Magically All these printing presses that were everywhere were destroyed lost. The only proof that Korea had this tech before anyone is the Jikji, which a French diplomat found in the 1800s. He wrote on its cover, “This is the oldest book in the world.” and then mailed it to a peep in France. When the peep died, he donated it to the French national museum. Why Koreans get worked up over Japanese textbooks instead of bombing the French to get THE OLDEST BOOK IN THE WORLD (MADE IN KOREA, BY KOREANS, FOR KOREANS, WITH SUPERIOR KOREAN TECH, BEFORE ANYONE ELSE) back was the butt-crust of nearly all jokes for the rest of the weekend.
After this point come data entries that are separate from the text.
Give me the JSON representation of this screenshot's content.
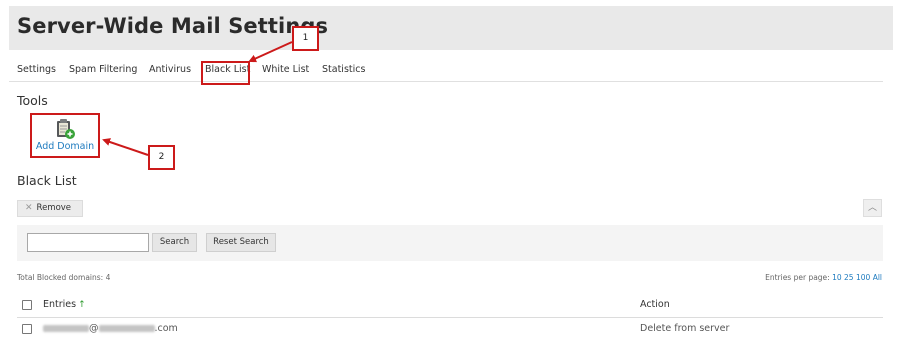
{
  "page": {
    "title": "Server-Wide Mail Settings"
  },
  "tabs": [
    {
      "label": "Settings"
    },
    {
      "label": "Spam Filtering"
    },
    {
      "label": "Antivirus"
    },
    {
      "label": "Black List"
    },
    {
      "label": "White List"
    },
    {
      "label": "Statistics"
    }
  ],
  "tools": {
    "title": "Tools",
    "add_domain_label": "Add Domain",
    "add_domain_icon": "clipboard-add-icon"
  },
  "blacklist": {
    "title": "Black List",
    "remove_label": "Remove",
    "remove_icon": "remove-icon",
    "collapse_icon": "chevron-up-icon",
    "search": {
      "value": "",
      "search_label": "Search",
      "reset_label": "Reset Search"
    },
    "total_label": "Total Blocked domains: 4",
    "entries_per_page_label": "Entries per page:",
    "page_sizes": [
      "10",
      "25",
      "100",
      "All"
    ],
    "columns": {
      "entries": "Entries",
      "action": "Action"
    },
    "rows": [
      {
        "entry_visible": "@",
        "entry_suffix": ".com",
        "action": "Delete from server"
      }
    ]
  },
  "annotations": [
    {
      "label": "1"
    },
    {
      "label": "2"
    }
  ],
  "colors": {
    "link": "#1e7bbf",
    "annotation": "#cc1a1a",
    "header_bg": "#e9e9e9",
    "sort_arrow": "#2e9a2e"
  }
}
The museum was pretty badass and I wouldn’t mind visiting it again. Usually, every museum tries to be the Museum of Natural History in New York and stuffs the place with dioramas till you’re ready to barf up your boredom organ and eat it just to stay interested. But the dioramas in this place all had some animatronic twist to them. You pushed a button and robotics would lip-sync the grand story of printing the Jikji. It was compelling enough to take some video (which is now here, here, and here).

POD and I walked around more, heading off to another museum. We passed many things special to Cheongju that were not on his tourist map. Things like this crazy fake waterfall, a street with more than twenty church (the tallest of which had a rooster on its steeple instead of a cross), and more Jikji than one should be allowed to stare at agape in one afternoon. We did stop off a few more times for water. We had some ice cream and I layered on more sunscreen (after his Gyeongju visit and the missing posts due to hangover + mad sunburn, I’m not taking anymore chances—more really is better).

The other museum wasn’t nearly as good. They also didn’t have anything English pamphlets and most of the displays were Korean only. I found a few picture worthy oddities, but most of the time was just spent kicking it outside and enjoying the awesome weather (not that Gyeongju rain I left behind the day before).

POD wanted a nap, so we headed back to the hotel for a few hours before hitting the town again. I dozed off during a CNN special report on immigration policy in the US and how it’s fucking America into the poor house. It was pretty interesting, but all the walking and drinking and not sleeping enough had caught up with me. I was down. POD was down. Some might say age is hitting us, but that’s crap.

We jumped back to the same drinking spot as the previous night before the sun set. Some good meat, some Makgeoli, some great beer (some open-porch, girl watching spot I found everyone at the night before), some bombs (terribly, dangerously cheap bombs), some more good beer (even cheaper than the porch place), and we sauntered up to the roof (again) to drink the night down to the sleeps.

I brazenly climbed the ladder (tippy-top of this post) to the tallest part of the building and took a grand scheme shot before realizing there was no rail and that in another five minutes or so, I would be too drunk to climb down.